We introduce methods for discovering and applying sparse feature circuits.
These are causally implicated subnetworks of human-interpretable features for
explaining language model behaviors. Circuits identified in prior work consist
of polysemantic and difficult-to-interpret units like attention heads or
neurons, rendering them unsuitable for many downstream applications. In
contrast, sparse feature circuits enable detailed understanding of
unanticipated mechanisms. Because they are based on fine-grained units, sparse
feature circuits are useful for downstream tasks: We introduce SHIFT, where we
improve the generalization of a classifier by ablating features that a human
judges to be task-irrelevant.

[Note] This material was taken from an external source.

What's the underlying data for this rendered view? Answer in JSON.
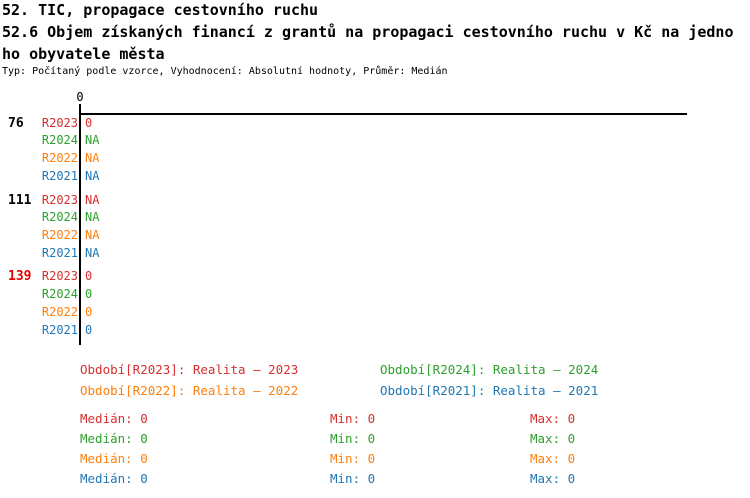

Finally, we demonstrate an entirely unsupervised
and scalable interpretability pipeline by discovering thousands of sparse
feature circuits for automatically discovered model behaviors.

我们引入了一种发现和应用稀疏特征电路的方法，这些电路是人可解释特征的因果相关子网络，用于解释语言模型的行为。与以前的工作中的电路相反，稀疏特征电路基于细粒度单元，可以提供对预期之外的机制的详细理解，并且在下游任务中非常有用。我们介绍了 SHIFT，通过消除人类判断为任务无关的特征，改善了分类器的泛化能力。最后，我们展示了一个完全无监督和可扩展的可解释性流程，用于自动发现模型行为中的成千上万的稀疏特征电路。